Нырнуть без остатка - страница 15

Шрифт
Интервал


– Едва знакомы? – спустя время разрезает тишину голос с хрипотцой.

– То, что я знаю твое имя, не делает тебя более знакомым.

– А что делает?

Его глаза блестят в ночном свете. Сейчас в них ничего не разобрать, но голос у Горского такой же спокойный и плоский.

Если он думает, что я стушуюсь, его ждет разочарование. Я смотрю на закатанные рукава фирменной ветровки. Точнее, ниже.

– Откуда у тебя шрамы?

Мне было интересно утром, и сейчас интерес не угас. А я привыкла удовлетворять любопытство.

Горский даже бровью не ведет: снова безразличный взгляд, снова прямые губы. Он только слегка чешет щеку, покрытую щетиной, прежде чем заговорить.

– Первенство в Египте. Было очень мелко и очень много ракушек. И очень хотелось выиграть. Есть еще шрамы, показать? – похоже на провокацию.

Губы плохо слушаются, но я заставляю себя выдавить глухое «да» и вижу насмешку в заломе бровей. Горский впервые за все время улыбается. Не глазами, но губы и правда красиво складываются в улыбку. Он светит ровными зубами и задирает штанину, хвастаясь тонкими полосками на голени.

– Бутылки в Дону и спор на пять тысяч.

Он тычет выше колена на стянутое пятно.

– А это медуза в Карибском море. Достаточно подробная экскурсия? – спрашивает вроде бы шутливо, а в следующую секунду снова серьезен как никогда. – Ты сказала, что фамилию тебе дали. А родители? Ты хоть что-то о них знаешь?

Я мотаю головой.

– О ком-нибудь из родных?

– Нет.

– Пыталась искать?

– Нет, – отвечаю резче.

– Почему?

– Потому что не хочу, – сдерживаюсь, не договаривая сразу, но на выдохе добавляю: – Не хочу разочароваться. Что бы там ни было, я не имею права их осуждать.
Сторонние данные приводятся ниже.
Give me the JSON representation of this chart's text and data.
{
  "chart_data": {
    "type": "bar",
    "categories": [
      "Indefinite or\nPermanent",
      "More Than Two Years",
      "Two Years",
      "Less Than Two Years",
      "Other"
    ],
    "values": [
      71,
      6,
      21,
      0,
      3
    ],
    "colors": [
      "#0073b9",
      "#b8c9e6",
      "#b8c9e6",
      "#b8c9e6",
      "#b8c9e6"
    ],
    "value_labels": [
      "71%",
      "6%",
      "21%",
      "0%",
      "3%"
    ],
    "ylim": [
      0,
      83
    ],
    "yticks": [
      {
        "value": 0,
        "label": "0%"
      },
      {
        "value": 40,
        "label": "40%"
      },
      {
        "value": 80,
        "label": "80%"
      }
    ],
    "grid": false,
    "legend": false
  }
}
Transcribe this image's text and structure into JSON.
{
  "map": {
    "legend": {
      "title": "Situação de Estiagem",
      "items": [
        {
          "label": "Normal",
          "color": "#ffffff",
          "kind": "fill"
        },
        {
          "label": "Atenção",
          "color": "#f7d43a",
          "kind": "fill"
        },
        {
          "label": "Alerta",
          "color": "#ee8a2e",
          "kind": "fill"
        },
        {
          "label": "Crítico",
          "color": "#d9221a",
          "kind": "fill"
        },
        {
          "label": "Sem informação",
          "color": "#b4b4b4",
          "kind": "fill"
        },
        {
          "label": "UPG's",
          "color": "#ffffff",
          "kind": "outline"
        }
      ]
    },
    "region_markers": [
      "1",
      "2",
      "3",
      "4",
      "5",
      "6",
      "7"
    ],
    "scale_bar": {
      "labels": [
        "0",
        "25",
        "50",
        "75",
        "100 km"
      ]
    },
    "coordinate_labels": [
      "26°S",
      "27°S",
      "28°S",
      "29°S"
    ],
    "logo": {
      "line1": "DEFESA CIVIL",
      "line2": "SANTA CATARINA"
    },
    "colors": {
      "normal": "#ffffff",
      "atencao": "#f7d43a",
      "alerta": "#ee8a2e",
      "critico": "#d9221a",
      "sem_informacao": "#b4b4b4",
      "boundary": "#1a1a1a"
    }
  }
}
Прикусываю язык, потому что выдаю слишком личное. Он тоже замолкает.

– Почему тебе это интересно? – спрашиваю скоро Горского.

Люди спрашивают о многом. Но о том, искала ли я родителей, – никогда.

– Есть вещи, которые тяжело представить.

Разговор дальше не клеится. Мы оба не хотим углубляться в детали, оба не стесняемся задавать прямые вопросы. Каждый ловит волну и плавает в собственных мыслях.

Я чуть вздрагиваю, когда тишину пляжа нарушает заливистый смех. Смотрю в сторону, откуда доносятся голоса, а после и мелодия гитары. Там своя вечеринка, на нас никто не обращает внимания.

Я знаю эту песню – про ночь, стоны и страдания скорпионов2, сама не замечаю, как начинаю подпевать. Замираю, только когда на откровенной фразе встречаю взгляд Горского. Холодный, кажется, даже бездушный и при этом пронзительный до дрожи. В его глазах явно запаяны магниты, иначе не могу объяснить то, что происходит.